I think the Journal 3 is a neat little program (I haven’t looked at v4), although pricey at $40. What puzzles me, though, is the absence of combined journalling/(auto)biography programs. Given the popularity of genealogy, you would think that people would be getting interested in documenting their own (or other people’s) lives as a basis for developing fuller accounts of them for future family historians.
Since most people don’t keep a journal consistently over the long-term, such a program would need to combine a conventional journal program with some means of documenting critical life events after the fact for those periods that are not covered by existing journal entries.

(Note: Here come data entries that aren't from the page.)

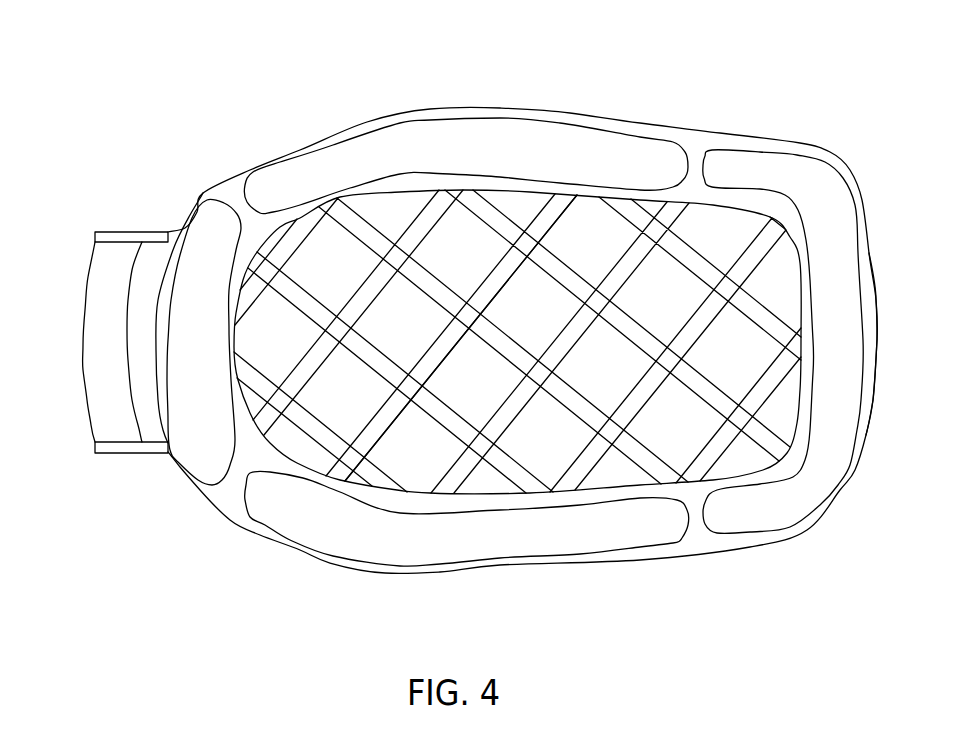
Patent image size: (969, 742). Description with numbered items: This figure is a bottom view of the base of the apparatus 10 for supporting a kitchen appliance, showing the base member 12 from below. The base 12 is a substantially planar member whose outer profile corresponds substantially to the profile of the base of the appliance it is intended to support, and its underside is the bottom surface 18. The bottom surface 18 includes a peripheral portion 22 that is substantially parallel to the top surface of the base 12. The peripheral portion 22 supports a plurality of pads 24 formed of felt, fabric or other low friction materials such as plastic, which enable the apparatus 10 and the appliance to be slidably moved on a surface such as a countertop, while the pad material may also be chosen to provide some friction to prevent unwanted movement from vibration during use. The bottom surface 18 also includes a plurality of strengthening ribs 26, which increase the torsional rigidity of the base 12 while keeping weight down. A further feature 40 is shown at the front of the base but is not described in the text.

The apparatus 10 is at (737, 81).
The base member 12 is at (848, 175).
The bottom surface 18 is at (705, 226).
The peripheral portion 22 is at (868, 370).
The pads 24 is at (215, 225).
The strengthening ribs 26 is at (568, 250).
The mounting bracket 40 is at (82, 368).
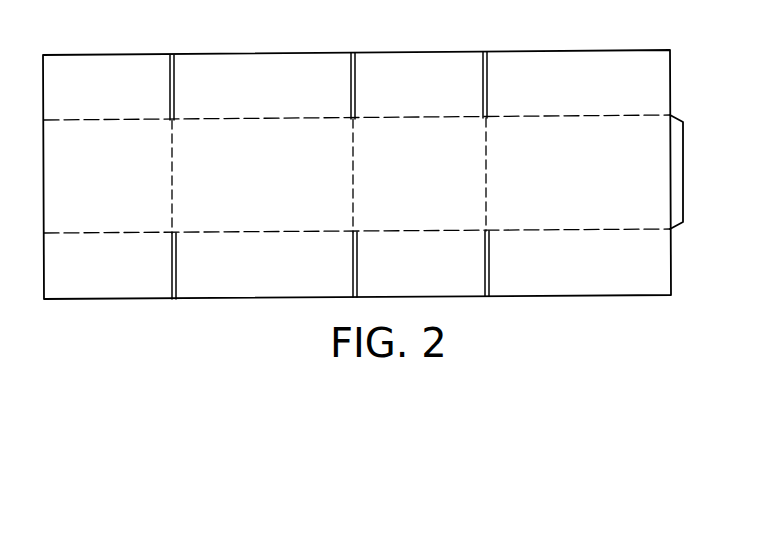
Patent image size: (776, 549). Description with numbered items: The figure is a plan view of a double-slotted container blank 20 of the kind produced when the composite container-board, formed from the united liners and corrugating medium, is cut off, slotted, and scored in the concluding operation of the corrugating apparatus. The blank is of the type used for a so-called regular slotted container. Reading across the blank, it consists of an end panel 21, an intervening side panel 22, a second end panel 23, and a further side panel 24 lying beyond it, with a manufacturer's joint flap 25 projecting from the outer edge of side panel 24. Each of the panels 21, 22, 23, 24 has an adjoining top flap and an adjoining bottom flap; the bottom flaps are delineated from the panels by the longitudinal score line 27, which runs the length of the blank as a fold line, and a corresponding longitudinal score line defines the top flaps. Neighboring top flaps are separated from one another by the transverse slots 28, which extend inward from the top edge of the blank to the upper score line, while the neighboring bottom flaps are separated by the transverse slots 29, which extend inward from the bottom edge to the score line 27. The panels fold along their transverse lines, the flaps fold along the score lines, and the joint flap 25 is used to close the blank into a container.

The carton blank 20 is at (205, 120).
The end panel 21 is at (102, 186).
The side panel 22 is at (270, 191).
The end panel 23 is at (423, 175).
The side panel 24 is at (573, 189).
The manufacturer's joint flap 25 is at (683, 183).
The longitudinal score line 27 is at (403, 230).
The transverse slot 28 is at (171, 53).
The transverse slot 29 is at (175, 300).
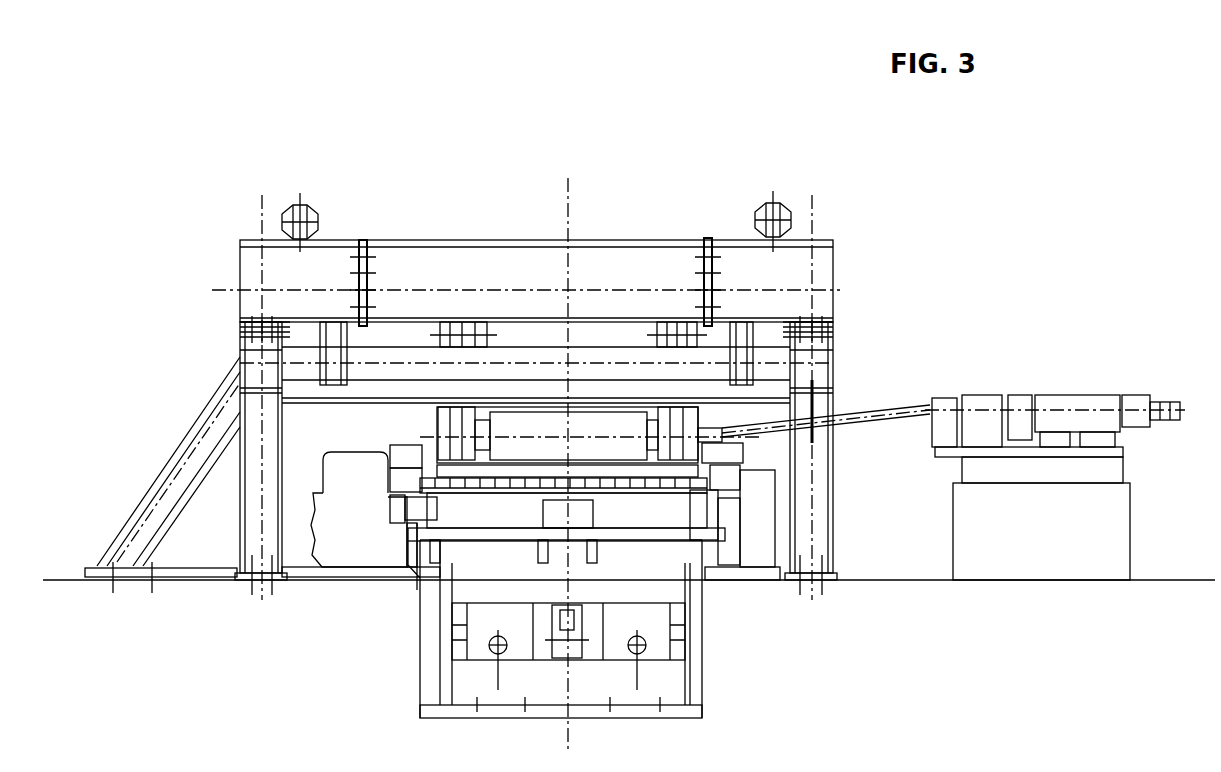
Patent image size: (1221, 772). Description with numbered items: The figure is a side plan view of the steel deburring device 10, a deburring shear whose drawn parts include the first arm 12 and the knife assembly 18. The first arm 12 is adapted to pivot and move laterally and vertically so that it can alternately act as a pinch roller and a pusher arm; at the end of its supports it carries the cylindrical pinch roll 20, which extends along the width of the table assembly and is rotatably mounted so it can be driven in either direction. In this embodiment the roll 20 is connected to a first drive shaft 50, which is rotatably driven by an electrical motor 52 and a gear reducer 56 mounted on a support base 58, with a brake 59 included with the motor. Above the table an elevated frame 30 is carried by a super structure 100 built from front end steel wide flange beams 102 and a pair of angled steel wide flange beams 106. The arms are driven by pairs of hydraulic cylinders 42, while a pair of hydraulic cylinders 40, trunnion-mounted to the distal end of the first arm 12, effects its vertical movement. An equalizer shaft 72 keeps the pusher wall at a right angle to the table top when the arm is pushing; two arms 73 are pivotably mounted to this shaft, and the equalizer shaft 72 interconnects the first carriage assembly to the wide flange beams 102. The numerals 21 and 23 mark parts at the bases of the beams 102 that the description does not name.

The steel deburring device 10 is at (732, 114).
The first arm 12 is at (400, 437).
The knife assembly 18 is at (714, 602).
The cylindrical pinch roll 20 is at (422, 435).
The base plate 21 is at (240, 555).
The base plate 23 is at (833, 548).
The elevated frame 30 is at (695, 234).
The hydraulic cylinders 40 is at (495, 322).
The hydraulic cylinders 42 is at (310, 203).
The first drive shaft 50 is at (873, 413).
The electrical motor 52 is at (1070, 397).
The gear reducer 56 is at (983, 395).
The support base 58 is at (1057, 578).
The brake 59 is at (1023, 395).
The equalizer shaft 72 is at (557, 358).
The arms 73 is at (320, 340).
The super structure 100 is at (230, 315).
The front end steel wide flange beams 102 is at (243, 500).
The angled steel wide flange beams 106 is at (140, 493).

The only program I know that goes some way to doing this is The Life Journal - http://www.lifejournal.com/ . This is a rather too “New Age-y” therapy-centered program (although many of these aspects can be turned off or just not used: daily “pulse-graphs”, etc). But it allows one to record critical events as dated journal entries, and then to view them as “nodes” on a series of graphical time-lines, and as lists of such events.
This provides a very useful way of helping to sort out - for example - how one spent the 1980s. Since I have a memory like a sieve, this provides a useful way of building up - via checkbook stubs, credit card statements, and sparse journal entries - just what on earth I was doing then.
Like The Journal, the Life Journal has also recently moved to a rather clunkier (IMO) new v2, and costs $40. If anybody knows another program with similar capabilities, I’d like to know about it. Genealogical programs like The Master Genealogist - http://www.whollygenes.com/ - can produce chronological lists of events in individual lives, but are not really designed for mapping single lives, and don’t have any graphical component.
I’m afraid this is all rather off-thread, but perhaps Life Journal’s timeline feature and its ability to categorise topics brings it just within the boundary.